A resurgence in the coronavirus pandemic and a bumpy start to vaccination drives are likely to weigh on the minds of European Central Bank governors when they meet on Thursday, but they are expected to stop short of taking fresh action.
The ECB’s 25-member governing council is likely to leave its ultra-loose monetary policy unchanged after injecting more stimulus into the battered eurozone economy at last month’s meeting.
The Frankfurt institution bulked up its pandemic emergency bond-buying programme (PEPP) by €500bn ($600bn) to €1.85tn ($2.23bn) and prolonged the scheme until March 2022.
It also announced more ultra-cheap loans for banks.
“Policymakers will be happy to sit out the meeting and repeat the mantra that they will do whatever is required to support the eurozone through the pandemic,” said Andrew Kenningham at Capital Economics.
Their main concern, he said, would be the impact of the pandemic on hopes for an economic rebound in the first quarter of 2021.
Many European governments are reimposing tough restrictions to contain a second wave of Covid-19 cases, compounded by the emergence of new, more contagious strains in Britain and South Africa.
Smaller-than-expected deliveries of the first batches of Covid-19 vaccines, especially in the European Union, have further fuelled fears that the pandemic could wreak havoc for longer.
The ECB in December forecast economic growth in the 19-nation euro-area at 3.9% in 2021, after a fall estimated at 7.3% in 2020.
ECB chief Christine Lagarde recently said she had “no reasons to believe our forecast is wrong at this point”. But it would become “a concern”, she said, if member states had to extend their shutdowns beyond March.
Under Lagarde, the central bank has unleashed unprecedented support to steer the eurozone through the health crisis, while also urging governments to do their bit through fiscal stimulus.
Alongside the emergency bond purchases, the ECB has kept interest rates at record-low levels, and it is still buying €20bn ($24bn) a month in corporate and government debt under a pre-pandemic asset purchasing scheme.
The bond purchases are aimed at keeping borrowing costs low to encourage spending and investment, in a bid to bolster growth and drive up inflation.
But inflation has stayed stubbornly low for years and even turned negative in 2020.
By the ECB’s own estimates, eurozone inflation will gradually inch up to 1.4% by 2023, still far off the bank’s target of just under 2%.
In December, inflation held steady at minus 0.3%.
Analysts say inflation could bound higher later this year, fuelled by pent-up consumer demand once the lockdowns start easing, particularly in travel and restaurant sectors.
The start of 2021 also marked the end of a six-month sales tax cut in Germany, the EU’s largest economy, that had dragged on inflation.
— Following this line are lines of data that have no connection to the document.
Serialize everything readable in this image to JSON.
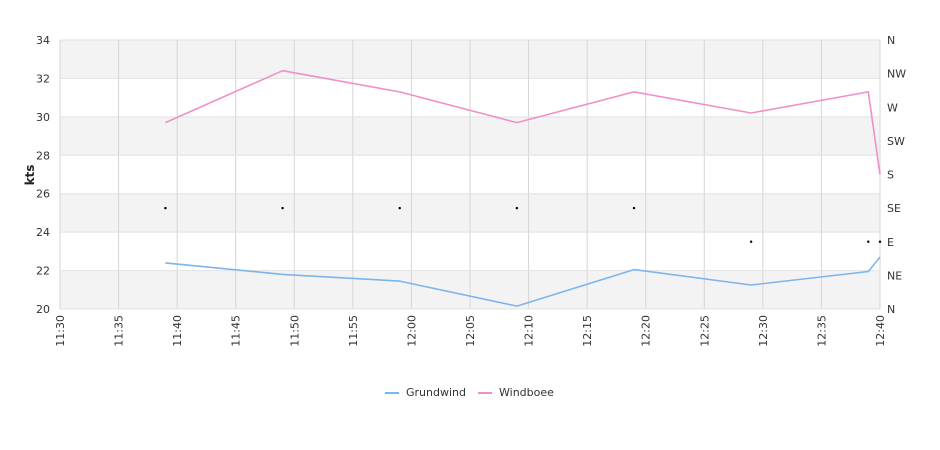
{
  "chart_data": {
    "type": "line",
    "ylabel": "kts",
    "ylim": [
      20,
      34
    ],
    "y_ticks": [
      20,
      22,
      24,
      26,
      28,
      30,
      32,
      34
    ],
    "x_ticks": [
      "11:30",
      "11:35",
      "11:40",
      "11:45",
      "11:50",
      "11:55",
      "12:00",
      "12:05",
      "12:10",
      "12:15",
      "12:20",
      "12:25",
      "12:30",
      "12:35",
      "12:40"
    ],
    "x_range": [
      "11:30",
      "12:40"
    ],
    "right_axis": {
      "labels": [
        "N",
        "NE",
        "E",
        "SE",
        "S",
        "SW",
        "W",
        "NW",
        "N"
      ]
    },
    "grid": true,
    "legend_position": "bottom-center",
    "series": [
      {
        "name": "Grundwind",
        "color": "#7cb5ec",
        "points": [
          [
            "11:39",
            22.4
          ],
          [
            "11:49",
            21.8
          ],
          [
            "11:59",
            21.45
          ],
          [
            "12:09",
            20.15
          ],
          [
            "12:19",
            22.05
          ],
          [
            "12:29",
            21.25
          ],
          [
            "12:39",
            21.95
          ],
          [
            "12:40",
            22.7
          ]
        ]
      },
      {
        "name": "Windboee",
        "color": "#f28fc4",
        "points": [
          [
            "11:39",
            29.7
          ],
          [
            "11:49",
            32.4
          ],
          [
            "11:59",
            31.3
          ],
          [
            "12:09",
            29.7
          ],
          [
            "12:19",
            31.3
          ],
          [
            "12:29",
            30.2
          ],
          [
            "12:39",
            31.3
          ],
          [
            "12:40",
            27.0
          ]
        ]
      }
    ],
    "direction_markers": {
      "axis": "right",
      "points": [
        [
          "11:39",
          "SE"
        ],
        [
          "11:49",
          "SE"
        ],
        [
          "11:59",
          "SE"
        ],
        [
          "12:09",
          "SE"
        ],
        [
          "12:19",
          "SE"
        ],
        [
          "12:29",
          "E"
        ],
        [
          "12:39",
          "E"
        ],
        [
          "12:40",
          "E"
        ]
      ]
    }
  }
}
“The return of inflation could be one of the biggest surprises in 2021,” said ING bank economist Carsten Brzeski.
ECB executive board member Isabel Schnabel however has said any such boost would be temporary and that a sustained increase in inflation “is likely to only emerge very slowly”.
“That is why it would not significantly influence our monetary policy decisions, which are oriented towards a medium-term horizon,” she said.
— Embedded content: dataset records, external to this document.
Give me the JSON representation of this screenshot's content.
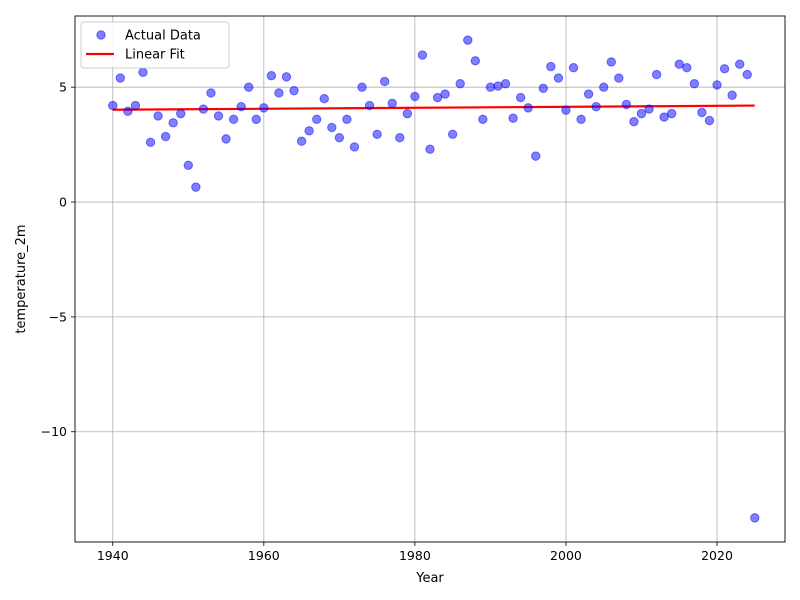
{
  "chart_data": {
    "type": "scatter",
    "xlabel": "Year",
    "ylabel": "temperature_2m",
    "xlim": [
      1935,
      2029
    ],
    "ylim": [
      -14.8,
      8.1
    ],
    "xticks": [
      1940,
      1960,
      1980,
      2000,
      2020
    ],
    "yticks": [
      -10,
      -5,
      0,
      5
    ],
    "grid": true,
    "legend_placement": "top-left",
    "series": [
      {
        "name": "Actual Data",
        "kind": "scatter",
        "color": "#0000ff",
        "points": [
          [
            1940,
            4.2
          ],
          [
            1941,
            5.4
          ],
          [
            1942,
            3.95
          ],
          [
            1943,
            4.2
          ],
          [
            1944,
            5.65
          ],
          [
            1945,
            2.6
          ],
          [
            1946,
            3.75
          ],
          [
            1947,
            2.85
          ],
          [
            1948,
            3.45
          ],
          [
            1949,
            3.85
          ],
          [
            1950,
            1.6
          ],
          [
            1951,
            0.65
          ],
          [
            1952,
            4.05
          ],
          [
            1953,
            4.75
          ],
          [
            1954,
            3.75
          ],
          [
            1955,
            2.75
          ],
          [
            1956,
            3.6
          ],
          [
            1957,
            4.15
          ],
          [
            1958,
            5.0
          ],
          [
            1959,
            3.6
          ],
          [
            1960,
            4.1
          ],
          [
            1961,
            5.5
          ],
          [
            1962,
            4.75
          ],
          [
            1963,
            5.45
          ],
          [
            1964,
            4.85
          ],
          [
            1965,
            2.65
          ],
          [
            1966,
            3.1
          ],
          [
            1967,
            3.6
          ],
          [
            1968,
            4.5
          ],
          [
            1969,
            3.25
          ],
          [
            1970,
            2.8
          ],
          [
            1971,
            3.6
          ],
          [
            1972,
            2.4
          ],
          [
            1973,
            5.0
          ],
          [
            1974,
            4.2
          ],
          [
            1975,
            2.95
          ],
          [
            1976,
            5.25
          ],
          [
            1977,
            4.3
          ],
          [
            1978,
            2.8
          ],
          [
            1979,
            3.85
          ],
          [
            1980,
            4.6
          ],
          [
            1981,
            6.4
          ],
          [
            1982,
            2.3
          ],
          [
            1983,
            4.55
          ],
          [
            1984,
            4.7
          ],
          [
            1985,
            2.95
          ],
          [
            1986,
            5.15
          ],
          [
            1987,
            7.05
          ],
          [
            1988,
            6.15
          ],
          [
            1989,
            3.6
          ],
          [
            1990,
            5.0
          ],
          [
            1991,
            5.05
          ],
          [
            1992,
            5.15
          ],
          [
            1993,
            3.65
          ],
          [
            1994,
            4.55
          ],
          [
            1995,
            4.1
          ],
          [
            1996,
            2.0
          ],
          [
            1997,
            4.95
          ],
          [
            1998,
            5.9
          ],
          [
            1999,
            5.4
          ],
          [
            2000,
            4.0
          ],
          [
            2001,
            5.85
          ],
          [
            2002,
            3.6
          ],
          [
            2003,
            4.7
          ],
          [
            2004,
            4.15
          ],
          [
            2005,
            5.0
          ],
          [
            2006,
            6.1
          ],
          [
            2007,
            5.4
          ],
          [
            2008,
            4.25
          ],
          [
            2009,
            3.5
          ],
          [
            2010,
            3.85
          ],
          [
            2011,
            4.05
          ],
          [
            2012,
            5.55
          ],
          [
            2013,
            3.7
          ],
          [
            2014,
            3.85
          ],
          [
            2015,
            6.0
          ],
          [
            2016,
            5.85
          ],
          [
            2017,
            5.15
          ],
          [
            2018,
            3.9
          ],
          [
            2019,
            3.55
          ],
          [
            2020,
            5.1
          ],
          [
            2021,
            5.8
          ],
          [
            2022,
            4.65
          ],
          [
            2023,
            6.0
          ],
          [
            2024,
            5.55
          ],
          [
            2025,
            -13.75
          ]
        ]
      },
      {
        "name": "Linear Fit",
        "kind": "line",
        "color": "#ff0000",
        "points": [
          [
            1940,
            4.02
          ],
          [
            2025,
            4.2
          ]
        ]
      }
    ]
  }
}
At Thursday’s press conference, former French finance minister Lagarde is likely to also be quizzed about the recent strength of the euro against the dollar.
“The currency remains a concern for the ECB as it could add to deflationary pressures and hurt the recovery,” said HSBC economist Fabio Balboni.
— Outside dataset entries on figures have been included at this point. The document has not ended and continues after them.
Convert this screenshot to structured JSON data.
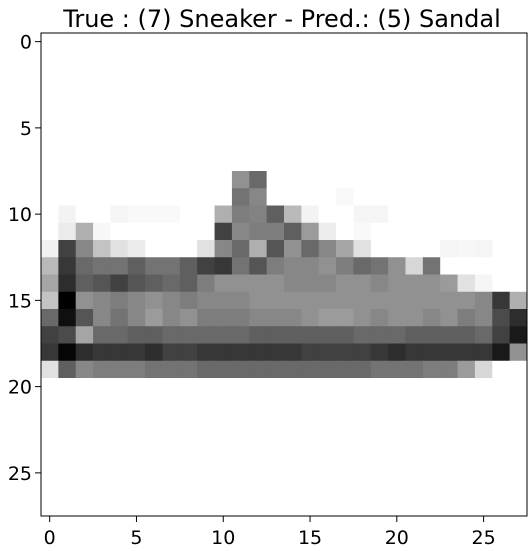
{
  "chart_data": {
    "type": "heatmap",
    "title": "True : (7) Sneaker - Pred.: (5) Sandal",
    "xlabel": "",
    "ylabel": "",
    "colormap": "gray_r",
    "value_range": [
      0,
      255
    ],
    "grid": false,
    "xlim": [
      -0.5,
      27.5
    ],
    "ylim": [
      27.5,
      -0.5
    ],
    "x_ticks": [
      0,
      5,
      10,
      15,
      20,
      25
    ],
    "y_ticks": [
      0,
      5,
      10,
      15,
      20,
      25
    ],
    "x_tick_labels": [
      "0",
      "5",
      "10",
      "15",
      "20",
      "25"
    ],
    "y_tick_labels": [
      "0",
      "5",
      "10",
      "15",
      "20",
      "25"
    ],
    "rows": 28,
    "cols": 28,
    "pixels": [
      [
        0,
        0,
        0,
        0,
        0,
        0,
        0,
        0,
        0,
        0,
        0,
        0,
        0,
        0,
        0,
        0,
        0,
        0,
        0,
        0,
        0,
        0,
        0,
        0,
        0,
        0,
        0,
        0
      ],
      [
        0,
        0,
        0,
        0,
        0,
        0,
        0,
        0,
        0,
        0,
        0,
        0,
        0,
        0,
        0,
        0,
        0,
        0,
        0,
        0,
        0,
        0,
        0,
        0,
        0,
        0,
        0,
        0
      ],
      [
        0,
        0,
        0,
        0,
        0,
        0,
        0,
        0,
        0,
        0,
        0,
        0,
        0,
        0,
        0,
        0,
        0,
        0,
        0,
        0,
        0,
        0,
        0,
        0,
        0,
        0,
        0,
        0
      ],
      [
        0,
        0,
        0,
        0,
        0,
        0,
        0,
        0,
        0,
        0,
        0,
        0,
        0,
        0,
        0,
        0,
        0,
        0,
        0,
        0,
        0,
        0,
        0,
        0,
        0,
        0,
        0,
        0
      ],
      [
        0,
        0,
        0,
        0,
        0,
        0,
        0,
        0,
        0,
        0,
        0,
        0,
        0,
        0,
        0,
        0,
        0,
        0,
        0,
        0,
        0,
        0,
        0,
        0,
        0,
        0,
        0,
        0
      ],
      [
        0,
        0,
        0,
        0,
        0,
        0,
        0,
        0,
        0,
        0,
        0,
        0,
        0,
        0,
        0,
        0,
        0,
        0,
        0,
        0,
        0,
        0,
        0,
        0,
        0,
        0,
        0,
        0
      ],
      [
        0,
        0,
        0,
        0,
        0,
        0,
        0,
        0,
        0,
        0,
        0,
        0,
        0,
        0,
        0,
        0,
        0,
        0,
        0,
        0,
        0,
        0,
        0,
        0,
        0,
        0,
        0,
        0
      ],
      [
        0,
        0,
        0,
        0,
        0,
        0,
        0,
        0,
        0,
        0,
        0,
        0,
        0,
        0,
        0,
        0,
        0,
        0,
        0,
        0,
        0,
        0,
        0,
        0,
        0,
        0,
        0,
        0
      ],
      [
        0,
        0,
        0,
        0,
        0,
        0,
        0,
        0,
        0,
        0,
        0,
        110,
        150,
        0,
        0,
        0,
        0,
        0,
        0,
        0,
        0,
        0,
        0,
        0,
        0,
        0,
        0,
        0
      ],
      [
        0,
        0,
        0,
        0,
        0,
        0,
        0,
        0,
        0,
        0,
        0,
        140,
        120,
        0,
        0,
        0,
        0,
        6,
        0,
        0,
        0,
        0,
        0,
        0,
        0,
        0,
        0,
        0
      ],
      [
        0,
        12,
        0,
        0,
        10,
        6,
        6,
        6,
        0,
        0,
        80,
        130,
        125,
        160,
        70,
        12,
        0,
        0,
        10,
        10,
        0,
        0,
        0,
        0,
        0,
        0,
        0,
        0
      ],
      [
        0,
        20,
        80,
        8,
        0,
        0,
        0,
        0,
        0,
        0,
        190,
        120,
        130,
        130,
        160,
        100,
        18,
        0,
        6,
        0,
        0,
        0,
        0,
        0,
        0,
        0,
        0,
        0
      ],
      [
        14,
        190,
        120,
        60,
        30,
        20,
        0,
        0,
        0,
        30,
        120,
        150,
        80,
        170,
        110,
        150,
        120,
        90,
        30,
        0,
        0,
        0,
        0,
        10,
        8,
        10,
        0,
        0
      ],
      [
        70,
        200,
        150,
        140,
        140,
        160,
        140,
        140,
        160,
        190,
        200,
        140,
        170,
        130,
        120,
        120,
        110,
        130,
        150,
        140,
        110,
        40,
        140,
        0,
        0,
        0,
        0,
        0
      ],
      [
        90,
        210,
        160,
        170,
        190,
        170,
        160,
        150,
        160,
        130,
        110,
        110,
        110,
        110,
        120,
        120,
        120,
        110,
        110,
        120,
        110,
        110,
        110,
        100,
        30,
        10,
        0,
        0
      ],
      [
        60,
        255,
        110,
        120,
        130,
        120,
        110,
        120,
        130,
        120,
        120,
        120,
        110,
        110,
        110,
        110,
        110,
        110,
        110,
        110,
        110,
        110,
        110,
        110,
        110,
        120,
        200,
        80
      ],
      [
        150,
        240,
        170,
        120,
        140,
        120,
        100,
        120,
        110,
        130,
        130,
        130,
        120,
        120,
        120,
        110,
        100,
        100,
        110,
        120,
        110,
        110,
        120,
        110,
        130,
        120,
        180,
        210
      ],
      [
        190,
        180,
        90,
        150,
        150,
        160,
        160,
        150,
        150,
        150,
        150,
        150,
        160,
        160,
        160,
        160,
        160,
        160,
        150,
        150,
        150,
        160,
        160,
        160,
        160,
        150,
        190,
        230
      ],
      [
        200,
        250,
        210,
        200,
        200,
        200,
        210,
        190,
        190,
        200,
        200,
        200,
        200,
        200,
        200,
        190,
        190,
        190,
        190,
        200,
        210,
        200,
        200,
        200,
        200,
        200,
        230,
        110
      ],
      [
        30,
        160,
        120,
        130,
        130,
        130,
        140,
        140,
        140,
        150,
        150,
        150,
        150,
        150,
        150,
        150,
        150,
        150,
        150,
        140,
        140,
        140,
        130,
        130,
        100,
        40,
        0,
        0
      ],
      [
        0,
        0,
        0,
        0,
        0,
        0,
        0,
        0,
        0,
        0,
        0,
        0,
        0,
        0,
        0,
        0,
        0,
        0,
        0,
        0,
        0,
        0,
        0,
        0,
        0,
        0,
        0,
        0
      ],
      [
        0,
        0,
        0,
        0,
        0,
        0,
        0,
        0,
        0,
        0,
        0,
        0,
        0,
        0,
        0,
        0,
        0,
        0,
        0,
        0,
        0,
        0,
        0,
        0,
        0,
        0,
        0,
        0
      ],
      [
        0,
        0,
        0,
        0,
        0,
        0,
        0,
        0,
        0,
        0,
        0,
        0,
        0,
        0,
        0,
        0,
        0,
        0,
        0,
        0,
        0,
        0,
        0,
        0,
        0,
        0,
        0,
        0
      ],
      [
        0,
        0,
        0,
        0,
        0,
        0,
        0,
        0,
        0,
        0,
        0,
        0,
        0,
        0,
        0,
        0,
        0,
        0,
        0,
        0,
        0,
        0,
        0,
        0,
        0,
        0,
        0,
        0
      ],
      [
        0,
        0,
        0,
        0,
        0,
        0,
        0,
        0,
        0,
        0,
        0,
        0,
        0,
        0,
        0,
        0,
        0,
        0,
        0,
        0,
        0,
        0,
        0,
        0,
        0,
        0,
        0,
        0
      ],
      [
        0,
        0,
        0,
        0,
        0,
        0,
        0,
        0,
        0,
        0,
        0,
        0,
        0,
        0,
        0,
        0,
        0,
        0,
        0,
        0,
        0,
        0,
        0,
        0,
        0,
        0,
        0,
        0
      ],
      [
        0,
        0,
        0,
        0,
        0,
        0,
        0,
        0,
        0,
        0,
        0,
        0,
        0,
        0,
        0,
        0,
        0,
        0,
        0,
        0,
        0,
        0,
        0,
        0,
        0,
        0,
        0,
        0
      ],
      [
        0,
        0,
        0,
        0,
        0,
        0,
        0,
        0,
        0,
        0,
        0,
        0,
        0,
        0,
        0,
        0,
        0,
        0,
        0,
        0,
        0,
        0,
        0,
        0,
        0,
        0,
        0,
        0
      ]
    ]
  }
}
A stronger euro makes imports cheaper, keeping the lid on consumer prices, while exports become less competitive, hurting growth prospects.
“There is arguably little the ECB can do about it,” said Pictet Wealth Management strategist Frederik Ducrozet. “Although there is more they could say, for instance putting growing emphasis on their tolerance for inflation overshoot in the future.”